Right of refusal

For some Israelis, compulsory military service is not an option

In the West Bank, four Israeli “refuzniks” recount their experiences for an audience of international relief workers and Palestinians.

In the West Bank, four Israeli “refuzniks” recount their experiences for an audience of international relief workers and Palestinians.

Photo by patricia daugherty

Maggie Coulter serves on the Sacramento Area Peace Action board of directors. Since October 2008, she and her partner have been in the West Bank, Palestine. Reports about their experiences are posted at http://bethlehemnarratives.blogspot.com.

While the Israeli army continues to shoot people in Gaza, attack medical staff attempting to reach casualties in the West Bank and harass and delay Palestinians at checkpoints, some young Israelis are refusing to partake in these repressive actions, which violate international law.

Four Israeli “refuzniks” recently explained to a packed audience of internationals and West Bank Palestinians their decision to refuse military service, and the heavy price they paid for their refusal.

Three of the refuzniks had already been to prison; one had yet to go. In Israel, military service is compulsory for Jewish men and women, except for the ultra-Orthodox; Muslims and Christians are not allowed to serve with few exceptions. In practice, about half of Israel’s young people do military service.

However, some young Israelis, like Tamar, 19, suffer a crisis of conscience when they first discover the violent underbelly of the occupation.

“Although I did not know any Palestinians, inside I felt like something was wrong with the occupation,” said Tamar, 19. “When I went to my first demonstration in the West Bank, I was shocked to see the soldiers shooting at people.
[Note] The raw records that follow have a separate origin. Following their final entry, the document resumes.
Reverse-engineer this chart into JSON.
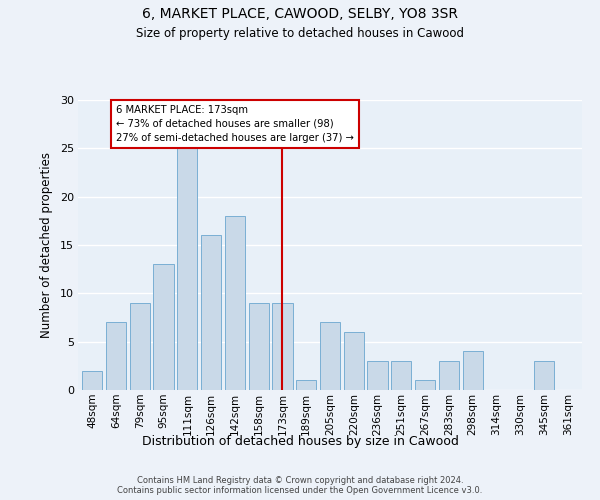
{
  "title": "6, MARKET PLACE, CAWOOD, SELBY, YO8 3SR",
  "subtitle": "Size of property relative to detached houses in Cawood",
  "xlabel": "Distribution of detached houses by size in Cawood",
  "ylabel": "Number of detached properties",
  "categories": [
    "48sqm",
    "64sqm",
    "79sqm",
    "95sqm",
    "111sqm",
    "126sqm",
    "142sqm",
    "158sqm",
    "173sqm",
    "189sqm",
    "205sqm",
    "220sqm",
    "236sqm",
    "251sqm",
    "267sqm",
    "283sqm",
    "298sqm",
    "314sqm",
    "330sqm",
    "345sqm",
    "361sqm"
  ],
  "values": [
    2,
    7,
    9,
    13,
    25,
    16,
    18,
    9,
    9,
    1,
    7,
    6,
    3,
    3,
    1,
    3,
    4,
    0,
    0,
    3,
    0
  ],
  "bar_color": "#c9d9e8",
  "bar_edge_color": "#7aafd4",
  "background_color": "#e8f0f8",
  "grid_color": "#ffffff",
  "vline_x_index": 8,
  "vline_color": "#cc0000",
  "annotation_line1": "6 MARKET PLACE: 173sqm",
  "annotation_line2": "← 73% of detached houses are smaller (98)",
  "annotation_line3": "27% of semi-detached houses are larger (37) →",
  "annotation_box_color": "#cc0000",
  "ylim": [
    0,
    30
  ],
  "yticks": [
    0,
    5,
    10,
    15,
    20,
    25,
    30
  ],
  "fig_bg_color": "#edf2f9",
  "footnote": "Contains HM Land Registry data © Crown copyright and database right 2024.\nContains public sector information licensed under the Open Government Licence v3.0."
}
When I saw this with my own eyes, I could not live with it quietly.”

For Sahar, 18, choosing not to serve meant taking responsibility for her own actions. “You start to understand it is not just the government,” she said. “The soldiers are also responsible.” When she was younger, Sahar visited Palestinians in the West Bank. At first she thought, “They were just like us,” but she soon learned Palestinians didn’t have the same services, living standards or freedoms. “We could go into Jerusalem and they could not,” she said. “Something was wrong.”

Netta, now 18, was 14 when she first went to the West Bank town of Bi’lin, where 60 percent of the village’s land has been taken for illegal Israeli settlements and the apartheid wall. “As I heard the kids from the village talk about their lives, I started to understand what it is like to live under occupation. I could not get their stories out of my mind. When I went home, I realized I could not continue my volunteer work with Israeli kids when the army was shooting kids in the West Bank. At 16, I became active with Anarchists Against the Wall.”

All of the refuzniks stand by their decisions, despite the negative consequences.

“It was worth going to jail,” Tamar says, adding that jail conditions for Israelis are much better than they are for Palestinians. “I feel I have a part in refusing to cooperate with a system that is wrong.”

Alex, 22, refused to serve and did his prison time four years ago. He’d do it all over again. “I did not want to serve in a state that is trying to maintain supremacy over the native Palestinian people,” he said. “Refusing to join the army was the beginning of the journey, not the end.”

Going to prison is not the only sacrifice that the refuzniks make. All related stories of being rejected by friends and family. “My father is a Zionist,” said Mia, 19. “Although he raised me to question, not just to accept things, my not going into the military was too much for him. I have now moved out of the house because of it.”

“Military service is so much a part of the society; most people around us serve,” Tamar observed. “I have a very close friend who is in the army. To preserve our friendship, we don’t talk about it anymore.”

Not serving in the military also affects the refuzniks’ future benefits and job opportunities.

“You can’t get certain types of jobs,” Sahar says. “There was even an attempt to pass a law that you couldn’t study medicine or law [unless you served], but it failed. Losing the benefits is an economic hardship.”

Asked whether most Israelis know how Palestinians are being treated by Israel’s occupation, Netta responded, “It is not hard to find out what is really going on. The problem is that too many are unwilling to know what we [Israel] have done. We have done such horrible stuff that it will take a long time to unearth and deal with it. For those who serve in the military, it will be a big struggle to face what they did. We are lucky not to have done these things.”

Alex is hopeful that more Israelis will refuse to serve in the military, once they become willing to learn the hardships the Palestinians are enduring.

“The occupation is just part of what is wrong,” he said. “When people refuse to go to the army, they reject the ideology and the myths; they step outside the closed bubble of Jewish-Israeli society. This opens the possibility of creating an alternative society that can be just.”